Figure 4: MLP regression performance across layers; probe ranking capability collapses under non-trivial AU.
Figure 5: MLP classification performance across layers; separation capability collapses under non-trivial AU.
Robustness and Ablations
The findings are robust across different p∗ estimation strategies (Wikipedia, RedPajama-V1, The Pile), model sizes, and perturbations of p∗ via Dirichlet priors. Notably, instruct models exhibit entropy collapse, outputting near-deterministic answers even when AU is high, further degrading UQ estimator performance.
Figure 6: Entropy collapse of Instruct models on MAQA
and AmbigQA*.*
Figure 7: Comparison of retrieved ground-truth distribution p∗ using different strategies; low JS divergence validates consistency.

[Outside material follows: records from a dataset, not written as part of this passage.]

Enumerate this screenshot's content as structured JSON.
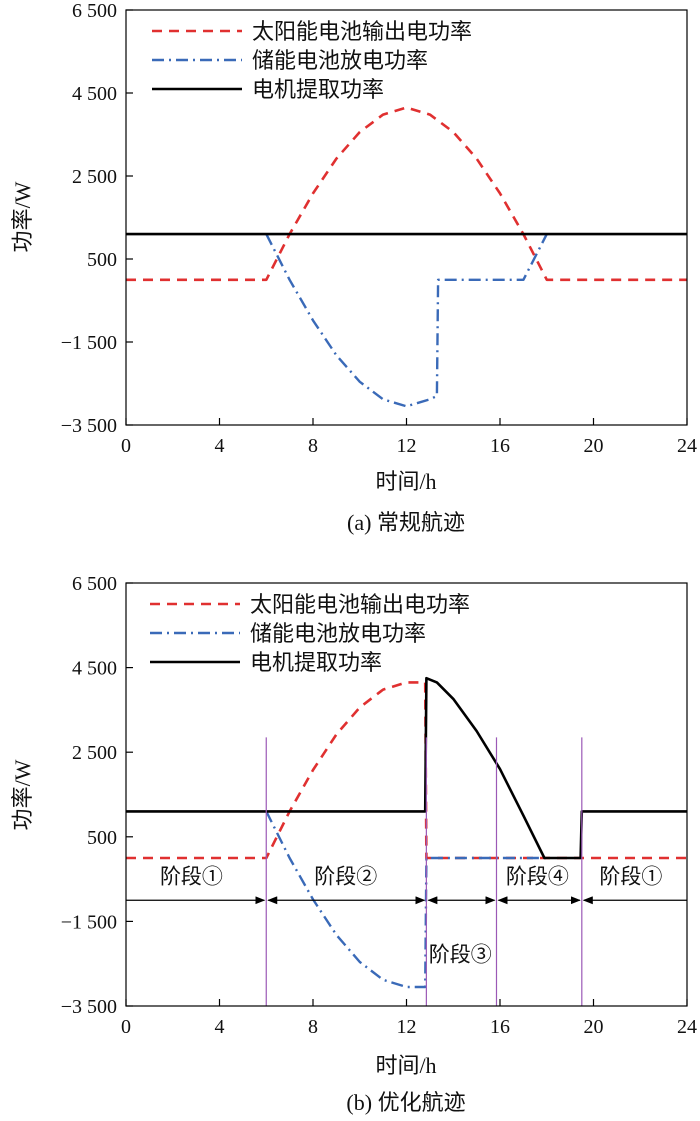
{
  "chart_data": [
    {
      "type": "line",
      "caption": "(a) 常规航迹",
      "xlabel": "时间/h",
      "ylabel": "功率/W",
      "xlim": [
        0,
        24
      ],
      "ylim": [
        -3500,
        6500
      ],
      "xticks": [
        0,
        4,
        8,
        12,
        16,
        20,
        24
      ],
      "xtick_labels": [
        "0",
        "4",
        "8",
        "12",
        "16",
        "20",
        "24"
      ],
      "yticks": [
        -3500,
        -1500,
        500,
        2500,
        4500,
        6500
      ],
      "ytick_labels": [
        "−3 500",
        "−1 500",
        "500",
        "2 500",
        "4 500",
        "6 500"
      ],
      "legend_position": "top-left",
      "series": [
        {
          "name": "太阳能电池输出电功率",
          "color": "#e03030",
          "style": "dashed",
          "x": [
            0,
            6,
            7,
            8,
            9,
            10,
            11,
            12,
            13,
            14,
            15,
            16,
            17,
            18,
            24
          ],
          "y": [
            0,
            0,
            1100,
            2080,
            2920,
            3560,
            3980,
            4150,
            3980,
            3560,
            2920,
            2080,
            1100,
            0,
            0
          ]
        },
        {
          "name": "储能电池放电功率",
          "color": "#3a6ab8",
          "style": "dashdot",
          "x": [
            6,
            7,
            8,
            9,
            10,
            11,
            12,
            13,
            13.3,
            13.35,
            14,
            15,
            16,
            17,
            18
          ],
          "y": [
            1100,
            0,
            -980,
            -1820,
            -2460,
            -2880,
            -3050,
            -2880,
            -2800,
            0,
            0,
            0,
            0,
            0,
            1100
          ]
        },
        {
          "name": "电机提取功率",
          "color": "#000000",
          "style": "solid",
          "x": [
            0,
            24
          ],
          "y": [
            1100,
            1100
          ]
        }
      ]
    },
    {
      "type": "line",
      "caption": "(b) 优化航迹",
      "xlabel": "时间/h",
      "ylabel": "功率/W",
      "xlim": [
        0,
        24
      ],
      "ylim": [
        -3500,
        6500
      ],
      "xticks": [
        0,
        4,
        8,
        12,
        16,
        20,
        24
      ],
      "xtick_labels": [
        "0",
        "4",
        "8",
        "12",
        "16",
        "20",
        "24"
      ],
      "yticks": [
        -3500,
        -1500,
        500,
        2500,
        4500,
        6500
      ],
      "ytick_labels": [
        "−3 500",
        "−1 500",
        "500",
        "2 500",
        "4 500",
        "6 500"
      ],
      "legend_position": "top-left",
      "series": [
        {
          "name": "太阳能电池输出电功率",
          "color": "#e03030",
          "style": "dashed",
          "x": [
            0,
            6,
            7,
            8,
            9,
            10,
            11,
            12,
            12.8,
            12.85,
            17.9,
            19.45,
            19.5,
            24
          ],
          "y": [
            0,
            0,
            1100,
            2080,
            2920,
            3560,
            3980,
            4150,
            4150,
            0,
            0,
            0,
            0,
            0
          ]
        },
        {
          "name": "储能电池放电功率",
          "color": "#3a6ab8",
          "style": "dashdot",
          "x": [
            6,
            7,
            8,
            9,
            10,
            11,
            12,
            12.8,
            12.85,
            18
          ],
          "y": [
            1100,
            0,
            -980,
            -1820,
            -2460,
            -2880,
            -3050,
            -3050,
            0,
            0
          ]
        },
        {
          "name": "电机提取功率",
          "color": "#000000",
          "style": "solid",
          "x": [
            0,
            12.8,
            12.85,
            13.3,
            14,
            15,
            16,
            17,
            17.9,
            19.45,
            19.5,
            24
          ],
          "y": [
            1100,
            1100,
            4250,
            4150,
            3760,
            3000,
            2100,
            1000,
            0,
            0,
            1100,
            1100
          ]
        }
      ],
      "stage_boundaries": [
        6,
        12.85,
        15.85,
        19.5
      ],
      "stage_arrow_y": -1000,
      "stages": [
        {
          "label": "阶段①",
          "x": 2.8,
          "y": -600
        },
        {
          "label": "阶段②",
          "x": 9.4,
          "y": -600
        },
        {
          "label": "阶段③",
          "x": 14.3,
          "y": -2450
        },
        {
          "label": "阶段④",
          "x": 17.6,
          "y": -600
        },
        {
          "label": "阶段①",
          "x": 21.6,
          "y": -600
        }
      ]
    }
  ]
}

Implications and Future Directions
The paper's results have significant implications:
- Current UQ paradigms are fundamentally unreliable under ambiguity. This is both empirically and theoretically substantiated.
- Post-hoc UQ methods are insufficient. Reliable EU estimation in the presence of AU requires models to be explicitly trained to encode uncertainty, potentially via higher-order or evidential approaches.

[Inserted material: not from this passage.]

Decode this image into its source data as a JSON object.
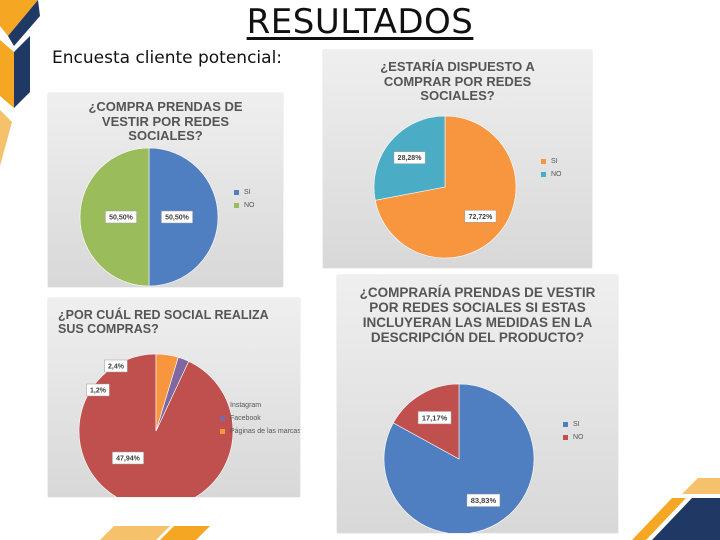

- Benchmarking must account for ambiguity. The release of MAQA* and AmbigQA* enables rigorous evaluation of future UQ methods in realistic settings.
The authors suggest that future work should focus on training LLMs to model joint distributions over answers, or to learn second-order uncertainty representations, as in evidential deep learning or higher-order calibration frameworks.
Conclusion
This paper provides a comprehensive theoretical and empirical analysis of the failure modes of uncertainty quantification in LLMs under ambiguity. The introduction of new benchmarks and the demonstration of estimator collapse highlight a critical gap in current methodologies. The work motivates a paradigm shift toward uncertainty-aware training and evaluation, with direct implications for the safe and trustworthy deployment of LLMs in ambiguous, real-world tasks.